A bronze torso by sculptor Auguste Rodin that came from Hirsch’s previous apartment commands the Entry Foyer – exhibiting a strength that seems capable of twisting the stairs into their curved form.
The Foyer table holds a Roman head, a mid-century bronze lamp, and a lacquered Chinese box.
The views from this apartment are part of the decor and are extraordinary at any time of day or night, looking directly over the UN Building and the East River at its widest point and into mid-town Manhattan.
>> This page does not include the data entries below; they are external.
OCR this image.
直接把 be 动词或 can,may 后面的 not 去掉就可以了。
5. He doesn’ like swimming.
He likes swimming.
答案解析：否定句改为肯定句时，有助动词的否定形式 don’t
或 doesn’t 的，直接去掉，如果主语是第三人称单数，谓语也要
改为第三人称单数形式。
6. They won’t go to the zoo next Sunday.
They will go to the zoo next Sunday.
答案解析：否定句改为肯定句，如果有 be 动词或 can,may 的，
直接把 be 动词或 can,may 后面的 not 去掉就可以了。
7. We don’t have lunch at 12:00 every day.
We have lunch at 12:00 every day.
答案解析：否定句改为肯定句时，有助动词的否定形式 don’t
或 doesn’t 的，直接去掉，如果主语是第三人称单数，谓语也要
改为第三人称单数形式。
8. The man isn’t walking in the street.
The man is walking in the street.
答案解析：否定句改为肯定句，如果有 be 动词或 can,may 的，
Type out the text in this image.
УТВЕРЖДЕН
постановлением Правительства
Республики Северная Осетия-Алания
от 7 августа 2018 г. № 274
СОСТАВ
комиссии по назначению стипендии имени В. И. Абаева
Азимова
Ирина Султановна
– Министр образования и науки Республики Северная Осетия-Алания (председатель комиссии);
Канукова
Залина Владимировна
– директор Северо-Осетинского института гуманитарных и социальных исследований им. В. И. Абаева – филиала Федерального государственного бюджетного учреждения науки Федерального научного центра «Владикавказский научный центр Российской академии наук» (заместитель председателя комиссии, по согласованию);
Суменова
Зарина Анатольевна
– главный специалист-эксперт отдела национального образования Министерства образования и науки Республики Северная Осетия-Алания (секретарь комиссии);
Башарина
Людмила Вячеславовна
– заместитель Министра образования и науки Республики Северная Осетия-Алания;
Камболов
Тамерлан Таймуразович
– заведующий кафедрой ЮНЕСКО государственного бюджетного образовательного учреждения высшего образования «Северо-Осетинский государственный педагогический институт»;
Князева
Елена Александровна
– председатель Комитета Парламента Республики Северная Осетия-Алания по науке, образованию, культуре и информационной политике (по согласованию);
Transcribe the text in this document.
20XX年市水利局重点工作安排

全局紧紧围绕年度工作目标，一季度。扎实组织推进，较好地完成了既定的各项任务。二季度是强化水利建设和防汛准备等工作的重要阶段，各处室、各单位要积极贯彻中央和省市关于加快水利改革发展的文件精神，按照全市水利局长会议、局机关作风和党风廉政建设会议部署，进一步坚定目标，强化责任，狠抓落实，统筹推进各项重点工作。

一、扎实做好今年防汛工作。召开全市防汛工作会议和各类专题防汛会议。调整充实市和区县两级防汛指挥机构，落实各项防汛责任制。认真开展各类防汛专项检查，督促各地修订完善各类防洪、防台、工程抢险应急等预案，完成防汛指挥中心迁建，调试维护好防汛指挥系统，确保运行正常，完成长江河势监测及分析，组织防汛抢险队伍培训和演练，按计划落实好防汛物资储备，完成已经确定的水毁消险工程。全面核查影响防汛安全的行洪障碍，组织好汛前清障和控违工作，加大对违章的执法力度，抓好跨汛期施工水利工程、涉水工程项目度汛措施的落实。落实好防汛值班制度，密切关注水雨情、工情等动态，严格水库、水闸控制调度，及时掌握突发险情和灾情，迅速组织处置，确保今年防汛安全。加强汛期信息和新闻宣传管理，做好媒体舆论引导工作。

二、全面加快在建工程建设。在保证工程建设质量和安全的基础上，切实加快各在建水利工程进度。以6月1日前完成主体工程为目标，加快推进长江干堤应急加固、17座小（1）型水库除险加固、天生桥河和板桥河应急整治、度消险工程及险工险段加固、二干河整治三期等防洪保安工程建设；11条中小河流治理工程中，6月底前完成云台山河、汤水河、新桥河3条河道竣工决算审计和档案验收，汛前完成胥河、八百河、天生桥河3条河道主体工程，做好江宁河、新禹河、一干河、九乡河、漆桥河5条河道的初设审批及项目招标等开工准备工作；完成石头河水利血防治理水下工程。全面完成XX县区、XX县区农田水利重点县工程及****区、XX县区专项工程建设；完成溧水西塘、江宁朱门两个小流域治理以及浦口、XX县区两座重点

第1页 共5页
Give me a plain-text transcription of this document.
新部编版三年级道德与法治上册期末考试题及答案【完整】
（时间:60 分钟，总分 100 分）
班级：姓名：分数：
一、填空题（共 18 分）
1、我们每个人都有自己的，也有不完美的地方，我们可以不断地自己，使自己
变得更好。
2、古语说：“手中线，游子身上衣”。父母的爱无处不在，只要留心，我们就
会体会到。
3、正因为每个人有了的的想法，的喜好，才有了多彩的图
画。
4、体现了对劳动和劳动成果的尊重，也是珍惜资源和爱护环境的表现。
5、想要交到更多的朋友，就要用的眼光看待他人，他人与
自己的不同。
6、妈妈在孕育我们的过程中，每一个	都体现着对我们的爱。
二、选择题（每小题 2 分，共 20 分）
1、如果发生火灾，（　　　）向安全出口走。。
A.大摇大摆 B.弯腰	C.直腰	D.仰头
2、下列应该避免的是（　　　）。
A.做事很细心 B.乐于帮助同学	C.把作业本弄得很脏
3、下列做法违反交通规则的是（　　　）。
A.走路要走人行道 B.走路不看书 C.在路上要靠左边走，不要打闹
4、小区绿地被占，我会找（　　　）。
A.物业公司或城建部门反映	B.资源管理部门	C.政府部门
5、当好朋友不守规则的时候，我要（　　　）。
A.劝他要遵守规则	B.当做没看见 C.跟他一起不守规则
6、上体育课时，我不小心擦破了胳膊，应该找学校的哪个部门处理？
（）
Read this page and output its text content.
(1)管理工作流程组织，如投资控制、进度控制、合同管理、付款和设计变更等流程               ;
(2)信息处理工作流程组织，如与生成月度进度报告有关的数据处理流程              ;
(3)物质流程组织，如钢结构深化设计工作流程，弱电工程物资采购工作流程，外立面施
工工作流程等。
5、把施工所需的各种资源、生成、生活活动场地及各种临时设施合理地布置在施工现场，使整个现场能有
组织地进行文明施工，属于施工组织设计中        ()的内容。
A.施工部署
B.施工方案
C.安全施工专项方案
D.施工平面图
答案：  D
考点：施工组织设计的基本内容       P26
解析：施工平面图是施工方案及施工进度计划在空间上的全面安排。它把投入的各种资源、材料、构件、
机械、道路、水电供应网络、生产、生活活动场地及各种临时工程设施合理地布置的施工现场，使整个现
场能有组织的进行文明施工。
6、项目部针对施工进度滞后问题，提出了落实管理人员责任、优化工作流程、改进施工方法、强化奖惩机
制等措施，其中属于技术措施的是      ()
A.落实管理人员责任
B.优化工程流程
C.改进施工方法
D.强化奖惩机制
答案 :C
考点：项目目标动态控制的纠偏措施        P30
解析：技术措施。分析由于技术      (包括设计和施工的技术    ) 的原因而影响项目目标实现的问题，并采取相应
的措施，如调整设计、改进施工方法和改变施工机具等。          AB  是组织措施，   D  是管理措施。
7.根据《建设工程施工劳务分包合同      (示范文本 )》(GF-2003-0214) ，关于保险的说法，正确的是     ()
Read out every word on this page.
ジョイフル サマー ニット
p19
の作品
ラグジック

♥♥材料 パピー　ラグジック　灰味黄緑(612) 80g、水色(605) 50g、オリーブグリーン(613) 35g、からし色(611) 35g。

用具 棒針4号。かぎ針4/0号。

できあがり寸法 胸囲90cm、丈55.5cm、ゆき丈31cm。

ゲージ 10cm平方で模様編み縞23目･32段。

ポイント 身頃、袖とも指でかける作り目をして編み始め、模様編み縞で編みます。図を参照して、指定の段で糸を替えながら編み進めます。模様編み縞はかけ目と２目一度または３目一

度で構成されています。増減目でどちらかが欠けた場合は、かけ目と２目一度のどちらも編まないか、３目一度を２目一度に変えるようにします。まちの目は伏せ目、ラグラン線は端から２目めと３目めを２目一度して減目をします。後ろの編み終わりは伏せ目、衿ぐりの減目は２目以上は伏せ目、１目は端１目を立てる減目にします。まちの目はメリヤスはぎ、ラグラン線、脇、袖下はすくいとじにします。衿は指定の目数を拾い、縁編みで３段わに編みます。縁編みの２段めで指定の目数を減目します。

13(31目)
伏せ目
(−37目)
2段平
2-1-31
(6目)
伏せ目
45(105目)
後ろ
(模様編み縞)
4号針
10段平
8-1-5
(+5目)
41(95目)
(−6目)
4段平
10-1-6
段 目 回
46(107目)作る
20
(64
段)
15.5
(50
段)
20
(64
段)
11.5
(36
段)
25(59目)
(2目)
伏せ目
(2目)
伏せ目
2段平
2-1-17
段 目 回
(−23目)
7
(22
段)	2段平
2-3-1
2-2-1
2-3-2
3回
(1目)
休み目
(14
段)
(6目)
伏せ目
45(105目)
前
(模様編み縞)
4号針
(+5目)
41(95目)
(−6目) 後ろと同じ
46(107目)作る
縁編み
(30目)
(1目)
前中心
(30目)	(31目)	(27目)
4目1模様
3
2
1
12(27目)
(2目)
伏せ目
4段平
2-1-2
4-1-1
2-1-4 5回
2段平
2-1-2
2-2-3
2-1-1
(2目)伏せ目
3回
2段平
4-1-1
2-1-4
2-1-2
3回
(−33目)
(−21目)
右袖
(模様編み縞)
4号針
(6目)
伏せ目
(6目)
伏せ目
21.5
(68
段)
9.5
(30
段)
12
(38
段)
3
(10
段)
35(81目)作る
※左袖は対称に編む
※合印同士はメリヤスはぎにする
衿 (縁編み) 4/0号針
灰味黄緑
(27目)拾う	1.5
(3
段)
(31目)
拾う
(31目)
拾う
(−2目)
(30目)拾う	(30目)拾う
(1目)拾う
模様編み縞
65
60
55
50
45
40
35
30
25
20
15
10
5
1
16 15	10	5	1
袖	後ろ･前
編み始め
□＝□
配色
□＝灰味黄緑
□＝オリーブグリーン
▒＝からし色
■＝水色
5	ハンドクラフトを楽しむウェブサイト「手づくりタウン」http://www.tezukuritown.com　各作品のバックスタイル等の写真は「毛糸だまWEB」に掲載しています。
Early on it was decided to keep the palette of the interior understated to celebrate the view and defer to the the art.
Caroline brought some art from her previous residence, but embraced the opportunity of a new place to add many great works of modern and contemporary art.
A fantastic painting by abstract expressionist Joan Mitchell hangs above the 18th century French limestone mantle of the working fireplace, flanked by a pair of 1940’s French wall sconces.
In the Den adjacent to the Living Room is a grouping of superb Jean Dunand vases on top of a custom cabinet.
Over the sofa in the same room we installed the single most thrilling grouping of art that I have ever put together – an early cubist pastel by Jacques Lipchitz, a small 1965 Roy Lichtenstein pencil study for a ‘pop-cubist’ painting he made of a famous Picasso painting, and a work on paper by Franz Kline. A Diego Giacometti cast bronze ‘Ostrich’ sits on the coffee table.
The understated palette continues into the Master Bedroom Suite that includes two bathrooms and two dressing rooms
I look forward to another opportunity to create another environment with a client who has always inspired me to do my best work.